There is a saying that goes, “the whole is much greater than the sum of its parts” and that couldn’t be truer when it comes to our living world. When lifeforms intermingle under the sun, soil, and ocean, new relationships take shape, sometimes altering the Earth in unexpected ways.
Web of Connections
Each individual plant is connected to one another underground, sharing nutrients and sending messages through microscopic creatures and fungal networks entangled in its roots. Other plants attach themselves to the trunk of others, sending airborne signals to attract their pollinators. Some birds prefer a plant’s fruits rather than the insects that find a home in its branches.
As a bird flies across the landscape, they drop seeds that provide an opportunity for new life to blossom from the forest floor. Buds of leaves open to the sky, offering oxygen and medicine to whoever’s in need. At the grand scale, this forest ecosystem, with all of its living and non-living beings, regulates our climate and gives us rain, something one tree cannot do on its own. If we want to protect a tree or bird, we must protect the living communities from which they belong.
Winged Travelers
In each of Cayman’s uniquely green spaces, there are birds of all sizes, colours, and songs. Some of Cayman’s birds are home all year round, while others travel across geopolitical boundaries. Migratory birds fly long distances to spend time in different regions in search of food or their historic mating grounds.
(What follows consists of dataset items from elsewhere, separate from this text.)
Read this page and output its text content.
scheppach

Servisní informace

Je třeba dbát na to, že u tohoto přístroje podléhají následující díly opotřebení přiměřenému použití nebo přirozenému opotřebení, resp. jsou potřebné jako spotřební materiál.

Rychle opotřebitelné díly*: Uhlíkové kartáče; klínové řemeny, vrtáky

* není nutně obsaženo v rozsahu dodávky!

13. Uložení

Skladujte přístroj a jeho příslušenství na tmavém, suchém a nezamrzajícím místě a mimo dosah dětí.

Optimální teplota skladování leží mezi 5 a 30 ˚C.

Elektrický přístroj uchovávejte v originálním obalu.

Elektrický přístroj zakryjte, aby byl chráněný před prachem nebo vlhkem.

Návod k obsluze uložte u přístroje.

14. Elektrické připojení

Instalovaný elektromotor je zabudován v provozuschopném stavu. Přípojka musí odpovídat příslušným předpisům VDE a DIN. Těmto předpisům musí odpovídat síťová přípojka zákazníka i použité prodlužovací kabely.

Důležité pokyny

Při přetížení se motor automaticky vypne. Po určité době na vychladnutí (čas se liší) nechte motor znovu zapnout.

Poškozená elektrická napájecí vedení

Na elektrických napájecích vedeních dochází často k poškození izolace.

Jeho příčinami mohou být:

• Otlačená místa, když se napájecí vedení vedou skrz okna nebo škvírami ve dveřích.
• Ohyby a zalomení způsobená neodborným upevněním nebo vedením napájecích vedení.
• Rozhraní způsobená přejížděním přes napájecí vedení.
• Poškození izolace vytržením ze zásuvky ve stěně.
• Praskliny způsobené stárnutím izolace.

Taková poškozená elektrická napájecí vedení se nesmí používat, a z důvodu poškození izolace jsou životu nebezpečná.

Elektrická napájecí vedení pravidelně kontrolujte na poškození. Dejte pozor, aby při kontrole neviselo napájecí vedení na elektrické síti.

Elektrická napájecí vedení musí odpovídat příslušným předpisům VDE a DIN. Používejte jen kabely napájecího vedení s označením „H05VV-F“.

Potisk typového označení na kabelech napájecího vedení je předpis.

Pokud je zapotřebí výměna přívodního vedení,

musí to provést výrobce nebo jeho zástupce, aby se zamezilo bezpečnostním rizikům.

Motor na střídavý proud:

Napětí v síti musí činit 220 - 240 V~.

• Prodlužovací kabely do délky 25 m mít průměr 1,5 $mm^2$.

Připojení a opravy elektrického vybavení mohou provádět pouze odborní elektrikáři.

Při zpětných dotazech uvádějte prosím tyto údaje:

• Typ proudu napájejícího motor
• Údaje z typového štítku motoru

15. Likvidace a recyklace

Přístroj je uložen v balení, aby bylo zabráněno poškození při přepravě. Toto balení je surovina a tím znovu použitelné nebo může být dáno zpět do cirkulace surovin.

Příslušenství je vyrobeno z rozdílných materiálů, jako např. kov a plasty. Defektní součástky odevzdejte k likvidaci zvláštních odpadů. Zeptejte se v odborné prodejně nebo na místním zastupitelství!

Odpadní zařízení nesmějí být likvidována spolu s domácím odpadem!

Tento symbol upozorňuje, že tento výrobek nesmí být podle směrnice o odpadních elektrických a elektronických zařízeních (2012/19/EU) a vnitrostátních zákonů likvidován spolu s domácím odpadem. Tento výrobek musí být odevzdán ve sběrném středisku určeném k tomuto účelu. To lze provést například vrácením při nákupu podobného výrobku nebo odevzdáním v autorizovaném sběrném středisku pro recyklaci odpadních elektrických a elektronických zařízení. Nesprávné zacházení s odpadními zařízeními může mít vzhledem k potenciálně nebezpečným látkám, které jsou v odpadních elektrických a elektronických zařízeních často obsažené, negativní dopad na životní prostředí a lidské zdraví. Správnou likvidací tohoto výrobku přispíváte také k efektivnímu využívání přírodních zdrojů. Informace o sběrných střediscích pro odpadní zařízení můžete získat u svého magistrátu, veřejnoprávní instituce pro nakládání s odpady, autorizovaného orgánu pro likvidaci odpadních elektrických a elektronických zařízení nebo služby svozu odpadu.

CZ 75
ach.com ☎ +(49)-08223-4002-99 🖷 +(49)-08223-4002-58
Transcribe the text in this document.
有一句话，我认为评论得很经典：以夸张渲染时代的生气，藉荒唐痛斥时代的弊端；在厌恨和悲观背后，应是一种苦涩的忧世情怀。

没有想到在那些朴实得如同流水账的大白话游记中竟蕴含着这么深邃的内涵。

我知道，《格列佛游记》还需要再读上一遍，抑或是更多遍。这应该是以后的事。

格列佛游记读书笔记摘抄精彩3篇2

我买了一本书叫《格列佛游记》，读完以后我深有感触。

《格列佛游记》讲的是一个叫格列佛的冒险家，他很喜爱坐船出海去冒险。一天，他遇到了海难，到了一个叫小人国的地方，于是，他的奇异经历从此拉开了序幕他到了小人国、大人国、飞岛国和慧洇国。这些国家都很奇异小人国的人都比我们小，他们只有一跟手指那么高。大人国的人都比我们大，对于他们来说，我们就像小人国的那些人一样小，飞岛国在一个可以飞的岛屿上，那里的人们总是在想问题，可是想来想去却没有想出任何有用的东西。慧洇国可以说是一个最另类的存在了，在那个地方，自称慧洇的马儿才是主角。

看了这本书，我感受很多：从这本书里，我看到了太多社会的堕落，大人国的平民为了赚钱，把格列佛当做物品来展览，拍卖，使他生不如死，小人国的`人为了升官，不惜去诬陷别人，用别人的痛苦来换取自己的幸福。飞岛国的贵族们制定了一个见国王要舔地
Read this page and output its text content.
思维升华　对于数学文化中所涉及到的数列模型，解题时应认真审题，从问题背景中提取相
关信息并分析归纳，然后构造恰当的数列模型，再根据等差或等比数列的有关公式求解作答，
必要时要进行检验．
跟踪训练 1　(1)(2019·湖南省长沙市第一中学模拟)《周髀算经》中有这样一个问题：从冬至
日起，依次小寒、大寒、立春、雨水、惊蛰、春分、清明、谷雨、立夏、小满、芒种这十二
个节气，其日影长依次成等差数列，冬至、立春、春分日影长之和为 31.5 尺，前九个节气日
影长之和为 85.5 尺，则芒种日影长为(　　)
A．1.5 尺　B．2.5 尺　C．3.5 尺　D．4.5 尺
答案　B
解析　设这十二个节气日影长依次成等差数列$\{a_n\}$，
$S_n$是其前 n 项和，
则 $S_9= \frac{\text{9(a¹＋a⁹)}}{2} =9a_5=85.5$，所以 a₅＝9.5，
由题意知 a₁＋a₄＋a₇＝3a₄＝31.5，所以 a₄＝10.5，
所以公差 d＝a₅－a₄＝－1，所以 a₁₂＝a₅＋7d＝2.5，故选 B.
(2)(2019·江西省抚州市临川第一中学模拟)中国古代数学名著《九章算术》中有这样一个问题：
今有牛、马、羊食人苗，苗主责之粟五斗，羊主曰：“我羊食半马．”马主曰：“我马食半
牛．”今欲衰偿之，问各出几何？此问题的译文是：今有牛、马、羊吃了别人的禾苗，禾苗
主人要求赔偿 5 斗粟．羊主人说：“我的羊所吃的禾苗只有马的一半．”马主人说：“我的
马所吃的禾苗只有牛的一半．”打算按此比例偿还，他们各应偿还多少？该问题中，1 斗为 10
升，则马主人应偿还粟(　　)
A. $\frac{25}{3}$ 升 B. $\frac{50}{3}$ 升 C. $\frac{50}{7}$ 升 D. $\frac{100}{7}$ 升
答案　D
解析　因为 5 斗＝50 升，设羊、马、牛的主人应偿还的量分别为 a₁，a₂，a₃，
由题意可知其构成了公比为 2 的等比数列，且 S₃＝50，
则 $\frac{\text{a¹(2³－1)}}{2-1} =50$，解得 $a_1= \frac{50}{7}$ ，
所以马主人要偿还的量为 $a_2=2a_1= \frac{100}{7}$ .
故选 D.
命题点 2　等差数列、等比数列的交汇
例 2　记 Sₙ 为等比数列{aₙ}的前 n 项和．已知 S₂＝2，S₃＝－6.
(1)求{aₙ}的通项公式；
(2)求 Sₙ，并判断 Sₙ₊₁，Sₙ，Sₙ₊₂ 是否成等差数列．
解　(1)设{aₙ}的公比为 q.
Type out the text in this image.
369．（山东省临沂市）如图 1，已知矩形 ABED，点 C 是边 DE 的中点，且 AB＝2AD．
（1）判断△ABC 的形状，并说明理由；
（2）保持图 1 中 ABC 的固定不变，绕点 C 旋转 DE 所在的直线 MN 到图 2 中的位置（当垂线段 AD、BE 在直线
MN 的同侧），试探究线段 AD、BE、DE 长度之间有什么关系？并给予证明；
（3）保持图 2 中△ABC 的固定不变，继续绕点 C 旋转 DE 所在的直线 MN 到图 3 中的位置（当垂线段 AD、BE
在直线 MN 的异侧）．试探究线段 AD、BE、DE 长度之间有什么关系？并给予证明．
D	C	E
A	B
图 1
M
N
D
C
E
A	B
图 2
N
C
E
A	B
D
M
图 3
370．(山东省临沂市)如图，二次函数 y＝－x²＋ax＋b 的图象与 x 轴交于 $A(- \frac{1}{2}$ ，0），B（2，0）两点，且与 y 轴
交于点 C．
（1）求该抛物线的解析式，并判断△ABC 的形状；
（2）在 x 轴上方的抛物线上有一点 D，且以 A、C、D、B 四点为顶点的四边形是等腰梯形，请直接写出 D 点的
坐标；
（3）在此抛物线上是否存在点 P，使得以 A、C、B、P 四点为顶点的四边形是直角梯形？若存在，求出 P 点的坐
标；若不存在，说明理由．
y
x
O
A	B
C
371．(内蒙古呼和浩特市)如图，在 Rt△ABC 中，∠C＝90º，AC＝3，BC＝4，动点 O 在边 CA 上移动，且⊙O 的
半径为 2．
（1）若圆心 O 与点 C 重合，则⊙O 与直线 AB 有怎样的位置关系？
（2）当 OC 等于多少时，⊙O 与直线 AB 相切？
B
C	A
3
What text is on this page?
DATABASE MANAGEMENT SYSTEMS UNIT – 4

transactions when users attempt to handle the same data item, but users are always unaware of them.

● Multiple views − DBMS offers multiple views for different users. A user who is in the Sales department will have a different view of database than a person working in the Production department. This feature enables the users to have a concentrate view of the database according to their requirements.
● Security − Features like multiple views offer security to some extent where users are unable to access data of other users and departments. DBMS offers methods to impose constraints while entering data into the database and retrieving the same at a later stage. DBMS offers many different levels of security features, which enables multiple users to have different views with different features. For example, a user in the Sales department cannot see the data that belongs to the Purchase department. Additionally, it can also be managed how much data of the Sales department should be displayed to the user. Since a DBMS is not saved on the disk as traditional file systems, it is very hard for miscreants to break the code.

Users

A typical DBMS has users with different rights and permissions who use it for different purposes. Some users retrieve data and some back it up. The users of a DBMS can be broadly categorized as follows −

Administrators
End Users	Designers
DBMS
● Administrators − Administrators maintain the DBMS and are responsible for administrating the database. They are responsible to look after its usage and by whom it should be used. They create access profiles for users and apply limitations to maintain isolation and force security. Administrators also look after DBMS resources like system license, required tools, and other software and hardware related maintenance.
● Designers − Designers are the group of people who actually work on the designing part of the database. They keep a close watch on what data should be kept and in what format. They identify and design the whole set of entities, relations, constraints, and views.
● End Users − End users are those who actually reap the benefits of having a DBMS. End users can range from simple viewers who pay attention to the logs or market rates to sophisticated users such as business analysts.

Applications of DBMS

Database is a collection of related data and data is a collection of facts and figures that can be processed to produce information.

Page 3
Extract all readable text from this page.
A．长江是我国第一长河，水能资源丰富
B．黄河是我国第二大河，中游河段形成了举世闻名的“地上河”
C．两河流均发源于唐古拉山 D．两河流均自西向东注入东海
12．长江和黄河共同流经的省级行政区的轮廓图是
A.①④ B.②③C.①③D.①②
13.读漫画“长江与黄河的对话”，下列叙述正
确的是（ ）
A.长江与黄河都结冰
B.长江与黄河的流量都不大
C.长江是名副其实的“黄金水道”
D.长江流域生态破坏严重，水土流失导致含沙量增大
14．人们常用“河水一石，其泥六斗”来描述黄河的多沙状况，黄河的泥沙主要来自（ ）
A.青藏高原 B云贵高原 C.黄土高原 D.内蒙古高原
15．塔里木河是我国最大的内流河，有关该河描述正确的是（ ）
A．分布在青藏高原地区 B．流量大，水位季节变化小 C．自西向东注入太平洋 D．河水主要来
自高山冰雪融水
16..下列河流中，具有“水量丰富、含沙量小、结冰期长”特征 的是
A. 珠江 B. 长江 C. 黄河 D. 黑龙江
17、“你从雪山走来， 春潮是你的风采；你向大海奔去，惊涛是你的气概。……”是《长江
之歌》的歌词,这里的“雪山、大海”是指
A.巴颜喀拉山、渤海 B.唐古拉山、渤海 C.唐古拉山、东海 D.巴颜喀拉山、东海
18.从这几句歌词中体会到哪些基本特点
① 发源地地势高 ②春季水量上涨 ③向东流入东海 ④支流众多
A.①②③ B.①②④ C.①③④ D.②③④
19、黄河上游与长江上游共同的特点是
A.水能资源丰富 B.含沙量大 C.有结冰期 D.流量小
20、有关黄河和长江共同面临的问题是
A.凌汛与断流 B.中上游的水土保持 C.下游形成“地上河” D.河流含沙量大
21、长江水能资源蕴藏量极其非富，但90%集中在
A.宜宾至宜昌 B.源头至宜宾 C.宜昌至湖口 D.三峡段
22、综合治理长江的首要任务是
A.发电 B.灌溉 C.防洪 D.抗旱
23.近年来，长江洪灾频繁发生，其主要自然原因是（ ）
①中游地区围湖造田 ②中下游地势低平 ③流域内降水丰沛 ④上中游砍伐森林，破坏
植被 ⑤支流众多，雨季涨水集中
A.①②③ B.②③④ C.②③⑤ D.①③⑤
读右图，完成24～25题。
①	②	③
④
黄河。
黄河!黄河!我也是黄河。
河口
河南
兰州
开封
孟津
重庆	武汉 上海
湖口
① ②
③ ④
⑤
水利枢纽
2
These travels happen seasonally for species like the Summer Tanager, Acadian Flycatcher, and the Short-billed Dowitcher (see photos).
In order to safeguard Cayman’s birds, we must learn about the places they feed, mate, and rear young, and protect them. Our migratory birds can be found in many places across the three Islands, from the dry forests of East End, to the high rocky cliffs of Cayman Brac. The Central Mangrove Wetland on Grand Cayman is a particularly special refuge for migratory birds. These extensive mangrove wetlands, spanning over 8,600 acres, are pulsating with life.
Local Challenges, Global Impacts
Because migratory birds rely on habitat in different countries, this can make conservation efforts very challenging. What happens when a flock that has flown 1,000 miles south from the United States, only to find that its winter-feeding ground in the Central Mangrove Wetland is gone?
Being the largest continuous wetland in the Caribbean, it is unlikely that the birds would find sufficient food to make it back North for the summer breeding season. It is likely, that ecosystems up north would be changed by their absence. This is just one example of the unfortunate circumstances that migratory birds face around the world.
Your Actions Matter
Migratory birds emphasize a broader point: our focus on protecting the individual parts without also caring for the complex whole, will not achieve much. Migratory birds also demonstrate that life on Earth does not follow the arbitrary boundaries that humans have created: what we do here has consequences for life elsewhere.
You can help by advocating for the conservation of trees and birds, but most importantly, the ecosystems that they rely on and, in turn, help shape.